Artigo

Tempos pandêmicos para secretas lições

Natalino Salgado Filho, Reitor da UFMA, titular da Academia Nacional de Medicina, de Letras do MA e da AMM

Atualizada em 11/10/2022 às 12h19

Margareth Dalcolmo, médica e pesquisadora da FioCruz, surpreendeu a todos nós, participantes do Simpósio sobre Pandemia e Literatura, ao revelar que a leitura de A Montanha Mágica foi sua inspiração para a escolha da especialidade à qual tem se dedicado há 40 anos: a Pneumologia.

Sendo um romance dos mais influentes do século XX, começou a ser escrito por Thomas Mann, antes da Primeira Grande Guerra, e foi interrompido pela tuberculose que sua esposa teve, tendo sido internada em um sanatório na Suíça. Estes dois eventos terão profundas consequências no enredo da obra, retomada em 1919. O romance contribuiu para Thomas Mann receber o Prêmio Nobel, em 1929. O sanatório representou a Europa da época com seus personagens e com as diversas encarnações culturais e ideológicas daquele momento.

Acerca da tuberculose, Dalcolmo discorreu sobre a variação de nomes com os quais a doença já foi denominada ao longo da história e fez menção à imensa lista de vítimas da tísica. No Brasil, dentro desse rol, está José de Anchieta, missionário na evangelização dos indígenas. Estão, também, além de uma infinidade de pessoas desconhecidas, intelectuais, poetas e escritores tais como Manoel Bandeira, Mário de Andrade, Ferreira Gullar, Martins Pena, Afonso Arinos, Álvares de Azevedo, Cruz e Souza, Euclides da Cunha, Casimiro de Abreu, Noel Rosa e Nelson Rodrigues. Mas é em Roland Barthes que a conferencista destaca pontos de intercessão com o personagem central de Mann, Castorp, em A Montanha Mágica.
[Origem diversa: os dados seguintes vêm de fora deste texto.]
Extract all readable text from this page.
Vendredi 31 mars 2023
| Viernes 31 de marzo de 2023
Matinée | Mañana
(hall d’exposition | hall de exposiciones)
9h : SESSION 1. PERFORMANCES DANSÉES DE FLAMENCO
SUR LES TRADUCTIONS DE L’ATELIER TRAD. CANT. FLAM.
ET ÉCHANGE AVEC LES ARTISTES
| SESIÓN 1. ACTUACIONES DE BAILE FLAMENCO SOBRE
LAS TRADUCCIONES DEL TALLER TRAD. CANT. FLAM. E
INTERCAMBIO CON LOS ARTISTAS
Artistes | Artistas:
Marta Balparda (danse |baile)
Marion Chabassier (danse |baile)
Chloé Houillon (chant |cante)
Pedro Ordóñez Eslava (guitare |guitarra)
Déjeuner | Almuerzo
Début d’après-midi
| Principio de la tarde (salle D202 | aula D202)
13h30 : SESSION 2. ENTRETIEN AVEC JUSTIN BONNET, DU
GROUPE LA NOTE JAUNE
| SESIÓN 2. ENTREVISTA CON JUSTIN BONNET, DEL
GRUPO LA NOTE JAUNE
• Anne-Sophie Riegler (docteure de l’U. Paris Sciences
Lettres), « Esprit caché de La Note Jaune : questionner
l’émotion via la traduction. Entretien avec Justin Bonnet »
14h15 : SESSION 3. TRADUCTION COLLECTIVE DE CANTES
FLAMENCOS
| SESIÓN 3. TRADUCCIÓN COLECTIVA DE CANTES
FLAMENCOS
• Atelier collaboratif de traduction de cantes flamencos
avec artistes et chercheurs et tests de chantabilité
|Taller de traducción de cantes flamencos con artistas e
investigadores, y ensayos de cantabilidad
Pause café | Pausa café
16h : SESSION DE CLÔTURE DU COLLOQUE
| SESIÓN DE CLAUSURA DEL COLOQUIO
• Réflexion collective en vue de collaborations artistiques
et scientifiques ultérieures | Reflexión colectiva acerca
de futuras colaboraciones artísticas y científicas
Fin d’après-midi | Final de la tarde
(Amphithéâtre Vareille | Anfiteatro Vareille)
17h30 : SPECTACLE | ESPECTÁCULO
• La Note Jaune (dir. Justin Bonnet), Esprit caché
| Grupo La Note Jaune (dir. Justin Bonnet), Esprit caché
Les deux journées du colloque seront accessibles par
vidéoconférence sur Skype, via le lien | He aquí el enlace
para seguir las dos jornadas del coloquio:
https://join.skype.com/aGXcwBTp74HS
Por um lado, para tratar uma tuberculose, Castorp, um jovem estudante de engenharia naval, atravessa sete anos no sanatório Berghof, em Davos, fato que irá mudar completamente sua vida. Esta radical mudança força-o a rever suas prioridades, a partir de outros temas que as regem, diante do tempo contado, porém indefinido. Curado, Castorp entra nas fileiras de soldados da guerra e se torna apenas um homem perdido entre milhares que guerreiam entre si. A individualidade é, aparentemente, perdida entre tantos outros que são meras armas. No dizer de Dalcolmo, é Hans Castorp “um personagem antiherói, anti-épico, pouco pathos, pouco ethos”.

Por outro lado, Dalcolmo aplica à experiência do personagem o vivido por Barthes: “deitado todo dia, dias e dias, conforme prescrito na norma sanatorial” e inscrito entre a “melancolia da amargura e o frenesi intelectual”, é exposto, nas palavras de Dalcolmo, a "experiências superponíveis da comunidade que a tuberculose cria: doença sem dor, incoerente, característica, sem odores e que não tem outros vestígios a não ser o tempo interminável e o tabu social do contágio."

Ao se propor a analisar o tempo na narrativa do escritor alemão Thomas Mann, Dalcolmo foi surpreendente e positiva na temática que ela escolheu para abordar a obra A Montanha Mágica, relacionando Pandemia e Literatura. Com um texto intitulado “Da peste branca e do tempo”, lembrou que as pestes acompanham o homem há milênios, citando o aviso divino no livro bíblico de Deuteronômio e referindo-se ao fato de ser a Covid-19 a primeira praga a receber o epíteto de digital.

Sim, Dalcomo captura de A Montanha Mágica o tempo explicado por Mann: “não aquele que marcam os relógios de estação, cujo ponteiro grande dá saltos bruscos”, mas “o tempo, à sua maneira silenciosa, imperceptível, secreta e, contudo, ativa, (...) continuando a trazer consigo transformações.”

O tempo das pestes coloca a vida diante da doença e da morte. Não tem início nem fim. É de pausa e isolamento, propício a rever o sentido das coisas e a decidir pelas reais necessidades. É este também o tempo que vivemos na pandemia do Coronavírus: um período apropriado para a reflexão sobre nossas capacidades e sobre quem somos. A ameaça à nossa vida pode funcionar como um gatilho que desperta em nós a busca por um significado maior da nossa existência. Que os sobreviventes continuem abrindo espaço para “a passagem secreta do tempo” que nos ensina a procurar a cura para outros males.